Furthermore, the mice treated with IND-ASO also showed reduced levels of h-α-Syn (~31%) and p-α-Syn (~65%) proteins in the raphe nuclei compared to vehicle-treated mice assessed by immunohistochemistry (p<0.001; Fig. 5b-e). Notably, we detected a reduced h-α-Syn density across different brain regions analysed (mPFC, Cg, CPu, and HPC) after IND-ASO treatment (p<0.05; Fig. 5f,g and Supplementary Fig. 5a). Likewise, a slight reduction was observed in the accumulation of SV2A protein in Cg and CPu of mice injected with AAV5 and treated with IND-ASO compared to AAV5-injected mice treated with vehicle (p<0.05; Fig. 5h,i).

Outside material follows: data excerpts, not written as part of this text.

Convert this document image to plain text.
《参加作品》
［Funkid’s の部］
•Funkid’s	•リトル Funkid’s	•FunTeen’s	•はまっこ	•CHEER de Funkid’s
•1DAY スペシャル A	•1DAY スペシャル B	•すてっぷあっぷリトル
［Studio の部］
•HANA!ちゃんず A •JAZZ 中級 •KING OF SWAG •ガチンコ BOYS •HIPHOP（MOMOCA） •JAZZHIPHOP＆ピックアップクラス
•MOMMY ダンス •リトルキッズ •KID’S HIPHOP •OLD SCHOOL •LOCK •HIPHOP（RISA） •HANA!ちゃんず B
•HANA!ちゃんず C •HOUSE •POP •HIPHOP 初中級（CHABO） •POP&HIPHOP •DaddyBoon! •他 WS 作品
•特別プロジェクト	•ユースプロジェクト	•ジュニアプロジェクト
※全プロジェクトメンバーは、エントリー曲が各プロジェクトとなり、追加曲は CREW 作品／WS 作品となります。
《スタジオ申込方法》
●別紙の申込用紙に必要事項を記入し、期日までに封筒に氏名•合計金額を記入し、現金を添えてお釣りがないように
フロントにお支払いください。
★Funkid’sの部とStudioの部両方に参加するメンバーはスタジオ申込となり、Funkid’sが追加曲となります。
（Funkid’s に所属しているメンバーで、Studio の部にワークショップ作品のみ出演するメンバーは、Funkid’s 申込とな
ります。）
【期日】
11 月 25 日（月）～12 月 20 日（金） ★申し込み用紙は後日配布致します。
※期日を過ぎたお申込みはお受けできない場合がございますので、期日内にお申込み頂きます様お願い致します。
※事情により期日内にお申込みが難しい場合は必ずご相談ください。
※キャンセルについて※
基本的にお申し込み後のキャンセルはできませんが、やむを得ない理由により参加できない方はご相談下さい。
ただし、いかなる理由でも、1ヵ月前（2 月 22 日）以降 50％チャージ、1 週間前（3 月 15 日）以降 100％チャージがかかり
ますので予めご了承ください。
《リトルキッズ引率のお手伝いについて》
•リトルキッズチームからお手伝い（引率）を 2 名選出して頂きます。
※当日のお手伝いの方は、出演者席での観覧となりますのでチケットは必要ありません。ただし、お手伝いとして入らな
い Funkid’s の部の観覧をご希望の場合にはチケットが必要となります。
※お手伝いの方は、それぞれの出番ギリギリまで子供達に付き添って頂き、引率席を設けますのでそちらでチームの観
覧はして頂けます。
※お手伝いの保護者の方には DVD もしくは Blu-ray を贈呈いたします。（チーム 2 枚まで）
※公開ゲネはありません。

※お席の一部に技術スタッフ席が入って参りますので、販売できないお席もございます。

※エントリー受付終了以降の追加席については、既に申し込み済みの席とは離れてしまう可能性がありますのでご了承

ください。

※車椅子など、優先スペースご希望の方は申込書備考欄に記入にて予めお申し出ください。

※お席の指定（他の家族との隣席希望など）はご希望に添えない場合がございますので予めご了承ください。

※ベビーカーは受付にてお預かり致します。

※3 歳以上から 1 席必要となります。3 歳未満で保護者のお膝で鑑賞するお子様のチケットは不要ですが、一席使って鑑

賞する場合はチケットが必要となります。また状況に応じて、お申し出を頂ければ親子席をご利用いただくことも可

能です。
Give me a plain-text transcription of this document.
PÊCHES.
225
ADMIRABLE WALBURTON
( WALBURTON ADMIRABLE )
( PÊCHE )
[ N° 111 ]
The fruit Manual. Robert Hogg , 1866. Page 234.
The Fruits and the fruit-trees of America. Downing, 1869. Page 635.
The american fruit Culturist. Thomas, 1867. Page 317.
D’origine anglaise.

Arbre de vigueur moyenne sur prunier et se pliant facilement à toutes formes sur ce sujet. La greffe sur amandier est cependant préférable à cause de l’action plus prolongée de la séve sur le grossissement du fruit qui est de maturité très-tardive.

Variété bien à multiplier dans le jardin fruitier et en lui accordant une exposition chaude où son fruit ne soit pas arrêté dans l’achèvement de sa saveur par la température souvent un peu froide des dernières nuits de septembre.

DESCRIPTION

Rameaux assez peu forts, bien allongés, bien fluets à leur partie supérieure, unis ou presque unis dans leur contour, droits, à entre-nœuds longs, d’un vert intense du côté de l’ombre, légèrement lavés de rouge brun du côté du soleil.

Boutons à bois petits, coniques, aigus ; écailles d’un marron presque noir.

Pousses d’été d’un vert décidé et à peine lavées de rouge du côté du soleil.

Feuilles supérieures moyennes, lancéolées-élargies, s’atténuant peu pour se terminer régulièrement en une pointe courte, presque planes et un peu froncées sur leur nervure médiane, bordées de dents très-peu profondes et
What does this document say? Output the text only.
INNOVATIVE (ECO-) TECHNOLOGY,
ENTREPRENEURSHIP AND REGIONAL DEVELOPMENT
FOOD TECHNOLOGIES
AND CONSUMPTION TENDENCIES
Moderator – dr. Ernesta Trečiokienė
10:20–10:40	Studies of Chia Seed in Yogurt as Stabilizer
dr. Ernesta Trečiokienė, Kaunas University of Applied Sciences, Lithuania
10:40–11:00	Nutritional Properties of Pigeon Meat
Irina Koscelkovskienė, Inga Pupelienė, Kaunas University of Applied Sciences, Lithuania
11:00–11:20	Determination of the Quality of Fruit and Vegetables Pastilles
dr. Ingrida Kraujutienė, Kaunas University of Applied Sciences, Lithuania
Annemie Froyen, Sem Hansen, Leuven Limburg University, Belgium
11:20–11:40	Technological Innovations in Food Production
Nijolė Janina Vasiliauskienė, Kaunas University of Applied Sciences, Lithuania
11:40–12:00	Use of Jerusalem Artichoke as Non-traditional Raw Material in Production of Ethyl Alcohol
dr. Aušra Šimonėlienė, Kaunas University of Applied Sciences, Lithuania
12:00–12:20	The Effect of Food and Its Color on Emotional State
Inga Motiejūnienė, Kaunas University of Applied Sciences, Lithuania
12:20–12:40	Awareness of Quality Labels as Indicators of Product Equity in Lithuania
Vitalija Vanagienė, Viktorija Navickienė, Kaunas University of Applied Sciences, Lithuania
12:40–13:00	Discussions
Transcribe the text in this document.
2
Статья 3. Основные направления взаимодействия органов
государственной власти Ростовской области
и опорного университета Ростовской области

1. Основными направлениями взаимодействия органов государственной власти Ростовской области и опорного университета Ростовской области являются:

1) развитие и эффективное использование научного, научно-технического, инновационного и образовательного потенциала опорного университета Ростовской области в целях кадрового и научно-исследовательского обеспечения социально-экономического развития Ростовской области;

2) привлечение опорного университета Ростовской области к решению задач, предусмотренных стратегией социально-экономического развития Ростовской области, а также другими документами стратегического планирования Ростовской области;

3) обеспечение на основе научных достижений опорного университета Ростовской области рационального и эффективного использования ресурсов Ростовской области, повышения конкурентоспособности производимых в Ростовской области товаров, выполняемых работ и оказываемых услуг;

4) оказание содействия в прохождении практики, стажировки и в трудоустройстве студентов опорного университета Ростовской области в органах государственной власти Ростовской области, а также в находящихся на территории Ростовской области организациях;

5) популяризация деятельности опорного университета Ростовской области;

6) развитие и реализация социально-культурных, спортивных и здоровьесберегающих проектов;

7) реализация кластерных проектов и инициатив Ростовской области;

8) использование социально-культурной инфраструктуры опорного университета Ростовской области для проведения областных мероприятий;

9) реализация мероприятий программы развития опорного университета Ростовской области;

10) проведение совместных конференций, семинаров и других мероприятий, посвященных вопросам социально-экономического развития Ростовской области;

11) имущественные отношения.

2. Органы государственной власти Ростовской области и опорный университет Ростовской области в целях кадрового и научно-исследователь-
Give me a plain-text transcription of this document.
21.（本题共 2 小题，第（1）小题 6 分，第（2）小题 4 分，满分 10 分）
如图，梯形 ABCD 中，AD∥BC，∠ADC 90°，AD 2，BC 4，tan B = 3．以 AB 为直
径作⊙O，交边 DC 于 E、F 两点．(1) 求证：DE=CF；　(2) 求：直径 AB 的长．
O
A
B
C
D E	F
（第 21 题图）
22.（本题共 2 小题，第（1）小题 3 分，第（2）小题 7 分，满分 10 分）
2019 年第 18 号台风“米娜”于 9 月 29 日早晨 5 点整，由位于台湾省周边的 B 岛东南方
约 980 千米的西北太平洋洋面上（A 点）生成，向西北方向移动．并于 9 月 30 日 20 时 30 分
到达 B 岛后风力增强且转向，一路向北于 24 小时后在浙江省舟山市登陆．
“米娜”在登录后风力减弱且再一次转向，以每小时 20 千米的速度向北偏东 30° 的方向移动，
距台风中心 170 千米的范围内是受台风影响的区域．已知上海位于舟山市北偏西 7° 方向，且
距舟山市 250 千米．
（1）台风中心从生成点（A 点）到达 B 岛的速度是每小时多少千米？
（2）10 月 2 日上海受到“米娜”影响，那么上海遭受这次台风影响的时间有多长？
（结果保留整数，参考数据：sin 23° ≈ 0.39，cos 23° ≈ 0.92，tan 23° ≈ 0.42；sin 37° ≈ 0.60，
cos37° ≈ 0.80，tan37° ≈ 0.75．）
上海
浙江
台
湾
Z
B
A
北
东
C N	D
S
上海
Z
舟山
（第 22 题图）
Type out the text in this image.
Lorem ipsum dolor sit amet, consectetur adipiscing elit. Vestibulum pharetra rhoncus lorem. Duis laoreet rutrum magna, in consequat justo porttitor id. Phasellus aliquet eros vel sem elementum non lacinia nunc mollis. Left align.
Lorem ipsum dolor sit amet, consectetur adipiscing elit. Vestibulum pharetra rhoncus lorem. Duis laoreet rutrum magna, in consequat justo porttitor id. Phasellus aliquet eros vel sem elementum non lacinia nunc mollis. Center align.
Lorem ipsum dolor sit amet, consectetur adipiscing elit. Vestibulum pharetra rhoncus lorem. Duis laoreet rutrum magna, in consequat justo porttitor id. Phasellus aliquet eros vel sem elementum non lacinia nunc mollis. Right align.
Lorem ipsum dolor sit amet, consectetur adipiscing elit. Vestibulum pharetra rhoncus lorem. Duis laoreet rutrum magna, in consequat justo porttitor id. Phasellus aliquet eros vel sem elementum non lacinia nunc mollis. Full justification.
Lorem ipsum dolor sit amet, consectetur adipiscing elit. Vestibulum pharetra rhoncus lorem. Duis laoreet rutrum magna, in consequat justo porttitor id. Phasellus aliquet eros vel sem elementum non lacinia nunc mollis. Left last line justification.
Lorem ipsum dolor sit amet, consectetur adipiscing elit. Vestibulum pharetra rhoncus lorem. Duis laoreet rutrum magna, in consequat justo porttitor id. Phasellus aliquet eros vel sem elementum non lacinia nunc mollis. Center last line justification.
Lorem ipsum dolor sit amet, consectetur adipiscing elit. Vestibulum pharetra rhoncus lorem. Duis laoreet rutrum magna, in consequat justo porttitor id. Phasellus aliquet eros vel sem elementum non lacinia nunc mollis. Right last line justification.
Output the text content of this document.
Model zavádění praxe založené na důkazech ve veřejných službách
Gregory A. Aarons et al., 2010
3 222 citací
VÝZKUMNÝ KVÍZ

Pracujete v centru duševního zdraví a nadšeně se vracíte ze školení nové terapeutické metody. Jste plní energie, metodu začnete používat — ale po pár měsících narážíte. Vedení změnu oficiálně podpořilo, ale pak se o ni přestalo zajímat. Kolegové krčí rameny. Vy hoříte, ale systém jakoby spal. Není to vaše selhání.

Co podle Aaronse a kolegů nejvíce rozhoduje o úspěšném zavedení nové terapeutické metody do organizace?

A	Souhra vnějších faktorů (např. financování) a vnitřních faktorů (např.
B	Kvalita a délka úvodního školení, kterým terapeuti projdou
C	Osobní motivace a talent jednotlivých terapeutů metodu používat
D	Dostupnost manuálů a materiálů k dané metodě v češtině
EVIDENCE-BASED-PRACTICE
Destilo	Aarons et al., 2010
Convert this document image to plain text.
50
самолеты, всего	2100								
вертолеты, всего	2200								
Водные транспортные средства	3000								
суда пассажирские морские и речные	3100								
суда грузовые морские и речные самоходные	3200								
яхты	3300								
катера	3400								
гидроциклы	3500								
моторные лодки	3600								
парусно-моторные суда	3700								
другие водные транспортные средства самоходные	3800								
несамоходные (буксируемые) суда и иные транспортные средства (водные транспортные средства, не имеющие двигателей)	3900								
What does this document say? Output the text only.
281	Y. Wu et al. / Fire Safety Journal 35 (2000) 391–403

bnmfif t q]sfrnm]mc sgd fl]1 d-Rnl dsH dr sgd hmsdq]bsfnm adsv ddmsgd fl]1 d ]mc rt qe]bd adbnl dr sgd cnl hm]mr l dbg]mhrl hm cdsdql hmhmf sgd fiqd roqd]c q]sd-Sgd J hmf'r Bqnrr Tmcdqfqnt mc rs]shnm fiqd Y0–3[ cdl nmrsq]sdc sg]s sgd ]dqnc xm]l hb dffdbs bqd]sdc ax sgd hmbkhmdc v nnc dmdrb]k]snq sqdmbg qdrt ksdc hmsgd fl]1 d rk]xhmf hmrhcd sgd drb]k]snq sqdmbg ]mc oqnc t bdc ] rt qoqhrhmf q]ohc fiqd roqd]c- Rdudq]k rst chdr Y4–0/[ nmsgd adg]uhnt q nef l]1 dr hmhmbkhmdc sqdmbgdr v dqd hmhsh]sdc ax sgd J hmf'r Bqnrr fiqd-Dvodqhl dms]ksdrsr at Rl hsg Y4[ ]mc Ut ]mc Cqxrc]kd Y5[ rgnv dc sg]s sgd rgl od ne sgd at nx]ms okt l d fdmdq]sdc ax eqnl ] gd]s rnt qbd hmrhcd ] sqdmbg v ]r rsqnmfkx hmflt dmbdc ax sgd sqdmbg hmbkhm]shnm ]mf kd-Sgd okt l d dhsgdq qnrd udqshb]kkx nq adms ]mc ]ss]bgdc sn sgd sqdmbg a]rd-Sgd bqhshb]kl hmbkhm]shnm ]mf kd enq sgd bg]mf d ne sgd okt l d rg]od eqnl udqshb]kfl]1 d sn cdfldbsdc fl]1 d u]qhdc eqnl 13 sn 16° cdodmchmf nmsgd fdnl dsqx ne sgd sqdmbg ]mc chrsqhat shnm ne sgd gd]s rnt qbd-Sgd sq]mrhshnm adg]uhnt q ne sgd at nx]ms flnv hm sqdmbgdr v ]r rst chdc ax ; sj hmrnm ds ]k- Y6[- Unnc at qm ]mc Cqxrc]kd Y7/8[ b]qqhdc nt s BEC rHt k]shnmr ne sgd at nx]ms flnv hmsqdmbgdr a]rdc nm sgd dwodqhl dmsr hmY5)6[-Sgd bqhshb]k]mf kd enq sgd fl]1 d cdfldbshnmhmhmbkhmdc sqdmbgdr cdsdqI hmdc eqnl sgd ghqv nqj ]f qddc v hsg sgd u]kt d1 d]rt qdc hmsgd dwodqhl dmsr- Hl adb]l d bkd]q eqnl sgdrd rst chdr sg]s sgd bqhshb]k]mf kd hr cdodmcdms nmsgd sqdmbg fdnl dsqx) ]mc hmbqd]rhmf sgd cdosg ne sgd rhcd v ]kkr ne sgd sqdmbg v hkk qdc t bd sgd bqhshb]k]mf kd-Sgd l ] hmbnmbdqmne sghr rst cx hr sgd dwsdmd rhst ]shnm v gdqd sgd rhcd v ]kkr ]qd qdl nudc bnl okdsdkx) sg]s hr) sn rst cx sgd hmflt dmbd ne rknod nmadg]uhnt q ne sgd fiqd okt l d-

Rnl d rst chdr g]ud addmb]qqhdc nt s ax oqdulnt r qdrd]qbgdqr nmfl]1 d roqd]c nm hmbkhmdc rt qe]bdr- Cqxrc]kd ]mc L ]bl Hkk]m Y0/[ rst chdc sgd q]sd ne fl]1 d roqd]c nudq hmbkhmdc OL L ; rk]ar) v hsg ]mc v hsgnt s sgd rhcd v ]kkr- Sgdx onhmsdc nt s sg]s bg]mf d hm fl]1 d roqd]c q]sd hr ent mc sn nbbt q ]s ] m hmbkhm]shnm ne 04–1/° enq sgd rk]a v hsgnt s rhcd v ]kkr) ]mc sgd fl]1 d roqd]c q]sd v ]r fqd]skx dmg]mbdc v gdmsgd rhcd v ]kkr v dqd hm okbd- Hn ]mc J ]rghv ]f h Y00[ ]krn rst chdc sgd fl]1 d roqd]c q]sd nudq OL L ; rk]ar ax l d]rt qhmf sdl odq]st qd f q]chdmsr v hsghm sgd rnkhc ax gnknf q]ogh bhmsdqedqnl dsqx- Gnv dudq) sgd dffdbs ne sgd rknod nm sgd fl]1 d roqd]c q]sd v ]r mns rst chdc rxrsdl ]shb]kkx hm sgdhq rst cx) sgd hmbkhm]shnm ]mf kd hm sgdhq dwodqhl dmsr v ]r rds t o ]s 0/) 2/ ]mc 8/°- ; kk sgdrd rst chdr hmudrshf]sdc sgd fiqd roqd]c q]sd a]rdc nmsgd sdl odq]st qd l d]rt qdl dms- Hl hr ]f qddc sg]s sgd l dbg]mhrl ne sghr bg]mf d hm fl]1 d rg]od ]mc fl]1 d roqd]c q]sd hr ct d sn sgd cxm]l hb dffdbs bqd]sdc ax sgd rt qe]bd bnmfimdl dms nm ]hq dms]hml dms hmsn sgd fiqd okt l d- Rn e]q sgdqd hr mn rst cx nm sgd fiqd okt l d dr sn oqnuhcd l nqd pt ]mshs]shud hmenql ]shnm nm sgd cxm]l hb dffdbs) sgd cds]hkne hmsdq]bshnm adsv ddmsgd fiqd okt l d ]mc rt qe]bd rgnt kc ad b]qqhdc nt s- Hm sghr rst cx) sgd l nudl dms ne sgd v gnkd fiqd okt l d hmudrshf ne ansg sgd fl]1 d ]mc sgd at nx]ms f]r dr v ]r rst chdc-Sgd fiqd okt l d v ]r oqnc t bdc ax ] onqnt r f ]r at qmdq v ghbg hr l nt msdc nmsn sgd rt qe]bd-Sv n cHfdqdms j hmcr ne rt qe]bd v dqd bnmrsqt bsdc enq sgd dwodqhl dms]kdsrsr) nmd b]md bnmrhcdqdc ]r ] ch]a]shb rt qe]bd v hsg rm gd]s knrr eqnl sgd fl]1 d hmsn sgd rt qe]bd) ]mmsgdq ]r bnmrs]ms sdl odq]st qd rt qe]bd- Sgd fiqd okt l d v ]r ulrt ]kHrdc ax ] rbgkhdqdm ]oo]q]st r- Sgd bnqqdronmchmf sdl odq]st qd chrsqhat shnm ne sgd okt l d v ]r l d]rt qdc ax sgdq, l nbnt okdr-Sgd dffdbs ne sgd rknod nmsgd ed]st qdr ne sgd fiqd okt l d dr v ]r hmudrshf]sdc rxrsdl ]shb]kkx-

Finally, we found that AAV5-injected/IND-ASO-treated mice showed improved 5-HT neurotransmission in CPu compared to AAV5-injected/vehicle-treated mice, reaching extracellular 5-HT levels comparable to control mice assessed by microdialysis procedure (p<0.001; Fig. 4a,c and 5j). In parallel, IND-ASO-treated mice showed increased BDNF mRNA expression in the hippocampus compared to vehicle-treated mice (Supplementary Fig. 5b) and also exhibited better performance in the tail suspension and forced swimming tests with a reduced immobility time (p<0.001; Fig 5k).
The present data indicate that the α-synucleinopathy in the raphe 5-HT neurons evoked a widespread alteration of 5-HT function and of BDNF expression in HPC. Both effects are likely associated to the depressive-like phenotype, given that the prevention of h-α-Syn overexpression by IND-ASO normalized 5-HT deficits and mouse behaviour. Overall, these observations support that α-Syn accumulation in raphe 5-HT neurons partly underlies early non-motor, neuropsychiatric symptoms in PD.